Hyperemesis Gravidarum and gestational hyperthyroidism.

As already alluded to in the first sections of this Chapter, GTT is often associated with nausea (morning sickness), increased vomiting and hyperemesis gravidarum, a severe condition requiring hospitalization and drastic treatment. Several studies have established a correlation between the severity of vomiting and abnormal thyroid function. Thirty to sixty percent of patients with hyperemesis gravidarum have elevations of free thyroid hormone concentrations, along with a suppressed TSH, and in the absence of any evidence of Graves’ disease [38, 42, 389]. A common observation among obstetricians is also that women with a twin pregnancy often experience more severe vomiting during early gestation. Increased vomiting is not usually associated with hyperthyroidism due to Graves’ disease in pregnancy. Thus, hyperemesis appears to be mainly associated mainly with hCG-induced thyrotoxicosis, although evidently all women who vomit during early pregnancy do not have disturbances of thyroid function. The most likely explanation is that elevated and sustained hCG levels in the circulation promote estradiol production in these women; the combination of elevated hCG, estradiol and free T4 concentrations then transiently promotes emesis near the period of peak hCG, by some yet not fully understood mechanism [ 14, 42, 50, 376, 381]. A recent matched-paired study in fifty-eight pregnant Chinese women showed that women with hyperemesis gravidarum were younger and had higher serum free T3 and T4 levels, as well as higher β-hCG concentrations [390]. In this study, a logistic regression analysis of the data showed that the principal determinant for having hyperemesis was high the free T4, and not the high hCG levels. Thus, these results reinforce the concept that hCG is not independently involved in women with hyperemesis gravidarum, but rather indirectly by stimulating the thyroid to induce gestational hyperthyroidism.

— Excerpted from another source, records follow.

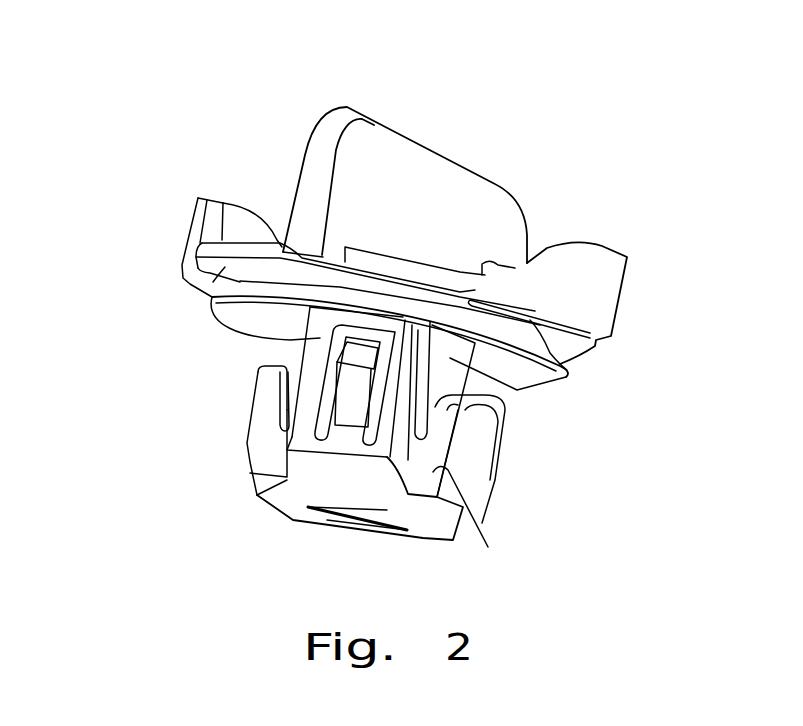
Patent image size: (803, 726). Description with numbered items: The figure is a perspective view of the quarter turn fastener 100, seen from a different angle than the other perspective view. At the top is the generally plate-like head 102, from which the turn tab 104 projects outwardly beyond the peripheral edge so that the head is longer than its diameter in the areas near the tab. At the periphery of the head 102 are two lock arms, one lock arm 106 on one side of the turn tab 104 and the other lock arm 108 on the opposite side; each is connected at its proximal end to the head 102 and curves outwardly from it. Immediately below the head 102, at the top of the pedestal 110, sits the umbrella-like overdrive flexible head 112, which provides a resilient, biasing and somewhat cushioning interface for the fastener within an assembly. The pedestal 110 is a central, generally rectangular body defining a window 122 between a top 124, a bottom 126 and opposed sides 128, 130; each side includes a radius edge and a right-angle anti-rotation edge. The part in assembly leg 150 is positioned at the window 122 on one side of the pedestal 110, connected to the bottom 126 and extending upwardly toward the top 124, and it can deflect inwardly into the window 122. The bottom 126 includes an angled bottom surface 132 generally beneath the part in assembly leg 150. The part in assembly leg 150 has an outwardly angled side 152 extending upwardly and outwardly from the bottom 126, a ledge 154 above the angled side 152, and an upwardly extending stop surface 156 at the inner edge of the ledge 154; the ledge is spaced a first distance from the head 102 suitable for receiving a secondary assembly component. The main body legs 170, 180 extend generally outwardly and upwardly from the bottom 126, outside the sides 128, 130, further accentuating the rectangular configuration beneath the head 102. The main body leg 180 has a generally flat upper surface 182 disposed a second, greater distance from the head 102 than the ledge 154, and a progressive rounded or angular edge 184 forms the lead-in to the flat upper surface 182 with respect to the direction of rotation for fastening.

The quarter turn fastener 100 is at (155, 184).
The head 102 is at (208, 287).
The turn tab 104 is at (473, 187).
The lock arm 106 is at (248, 190).
The lock arm 108 is at (500, 263).
The pedestal 110 is at (277, 539).
The overdrive flexible head 112 is at (570, 373).
The window 122 is at (300, 326).
The top 124 is at (366, 352).
The bottom 126 is at (327, 473).
The side 128 is at (312, 400).
The side 130 is at (517, 390).
The angled bottom surface 132 is at (347, 490).
The part in assembly leg 150 is at (415, 418).
The outwardly angled side 152 is at (348, 444).
The ledge 154 is at (485, 272).
The stop surface 156 is at (360, 362).
The main body leg 170 is at (263, 432).
The main body leg 180 is at (490, 548).
The flat upper surface 182 is at (283, 366).
The rounded or angular edge 184 is at (443, 430).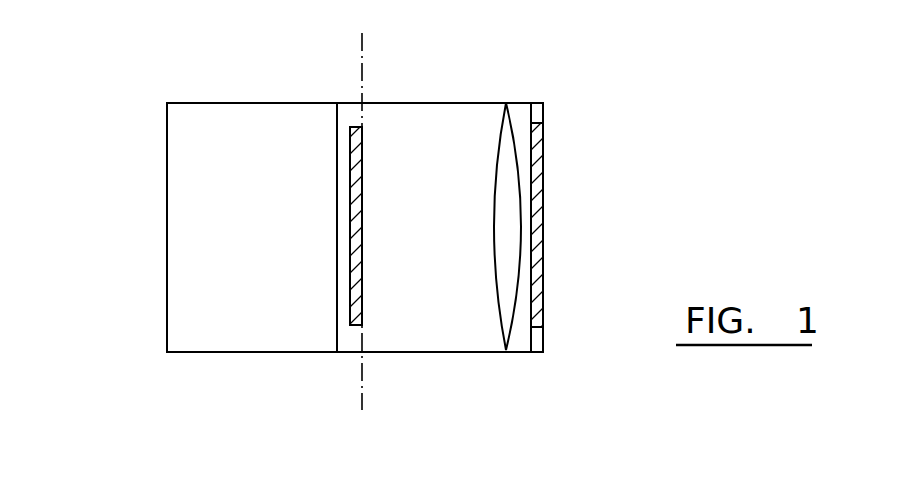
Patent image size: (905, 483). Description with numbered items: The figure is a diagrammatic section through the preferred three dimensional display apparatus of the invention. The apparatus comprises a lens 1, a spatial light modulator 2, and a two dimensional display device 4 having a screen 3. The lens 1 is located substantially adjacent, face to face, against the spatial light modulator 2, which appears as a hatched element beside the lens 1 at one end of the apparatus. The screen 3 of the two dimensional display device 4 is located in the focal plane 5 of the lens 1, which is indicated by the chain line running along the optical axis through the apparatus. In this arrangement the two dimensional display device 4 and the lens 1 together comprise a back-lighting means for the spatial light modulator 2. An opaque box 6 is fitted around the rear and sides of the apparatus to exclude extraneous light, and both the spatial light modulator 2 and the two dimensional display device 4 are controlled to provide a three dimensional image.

The lens 1 is at (510, 227).
The spatial light modulator 2 is at (540, 180).
The screen 3 is at (363, 152).
The two dimensional display device 4 is at (343, 138).
The focal plane 5 is at (365, 57).
The opaque box 6 is at (167, 238).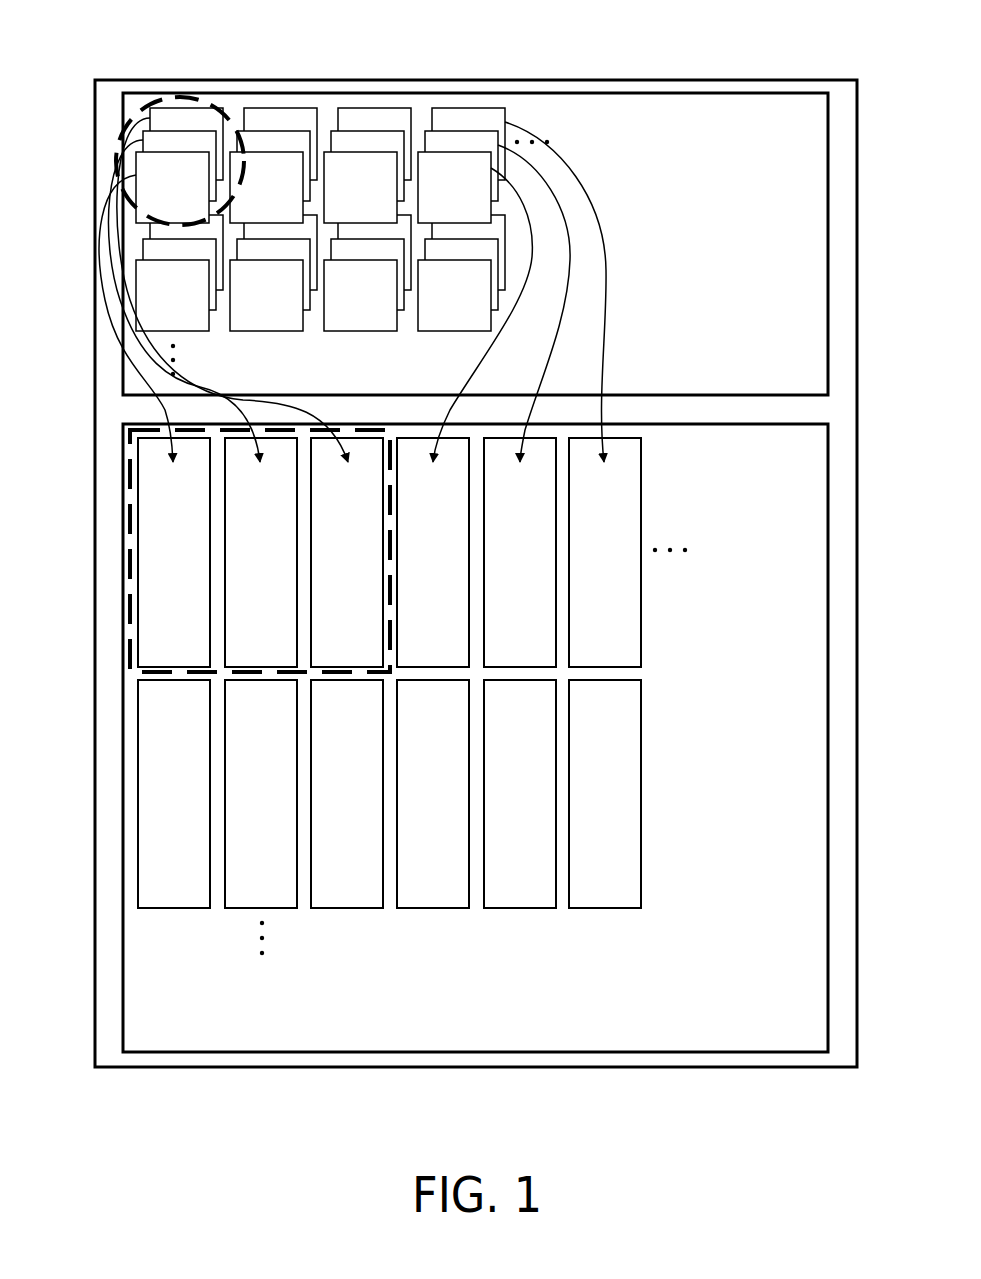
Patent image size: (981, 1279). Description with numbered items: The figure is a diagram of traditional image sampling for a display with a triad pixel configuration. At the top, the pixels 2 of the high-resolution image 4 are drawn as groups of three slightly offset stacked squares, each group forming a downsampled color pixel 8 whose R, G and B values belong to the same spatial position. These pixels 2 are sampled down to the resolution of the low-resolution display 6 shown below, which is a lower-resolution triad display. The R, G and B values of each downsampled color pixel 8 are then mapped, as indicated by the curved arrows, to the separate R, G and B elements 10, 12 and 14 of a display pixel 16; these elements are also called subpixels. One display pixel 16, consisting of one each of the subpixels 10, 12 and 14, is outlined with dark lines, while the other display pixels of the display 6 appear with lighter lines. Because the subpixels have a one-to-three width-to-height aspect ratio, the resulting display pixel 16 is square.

The pixels 2 is at (497, 63).
The high-resolution image 4 is at (807, 330).
The low-resolution display 6 is at (807, 502).
The downsampled color pixel 8 is at (138, 103).
The R element 10 is at (160, 629).
The G element 12 is at (247, 629).
The B element 14 is at (333, 629).
The display pixel 16 is at (130, 482).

Recommendations and ‘take home’ messages

  1. Gestational hyperthyroidism or transient thyrotoxicosis (GTT) is defined as a transient increase in thyroid hormone production, of non-autoimmune origin, leading to variable degrees of hyperthyroidism and frequently associated with hyperemesis. The prevalence of the syndrome is 2-3 % of all pregnancies.

  2. Thyroid function tests should be measured in all patients with hyperemesis gravidarum.

  3. A quantitative direct effect of elevated hCG to stimulate the thyroid gland explains most cases with GTT, when hCG remains above 100,000 UI/L for a prolonged period of time. GTT is directly related to the amplitude and duration of peak hCG values and can therefore be considered as an example of endocrine spill-over syndromes, a concept based on molecular mimicry between hormone ligands (TSH & hCG) and their respective receptors.

  4. Owing to the transient nature of GTT, clinical hyperthyroidism is not always apparent, and symptoms suggesting thyrotoxicosis can be found in ~50% of women with GTT.

  5. In most cases, no specific treatment is required; symptoms can be relieved by beta-adrenergic blocking agents. In rare cases, severe clinical presentation may require treatment with PTU as long as clinically necessary, usually less than two months.

  6. Concerning emesis, the most likely explanation is that elevated hCG levels promote estradiol production and that the combination of high hCG, estradiol and free T4 concentrations promotes emesis near the period of peak hCG.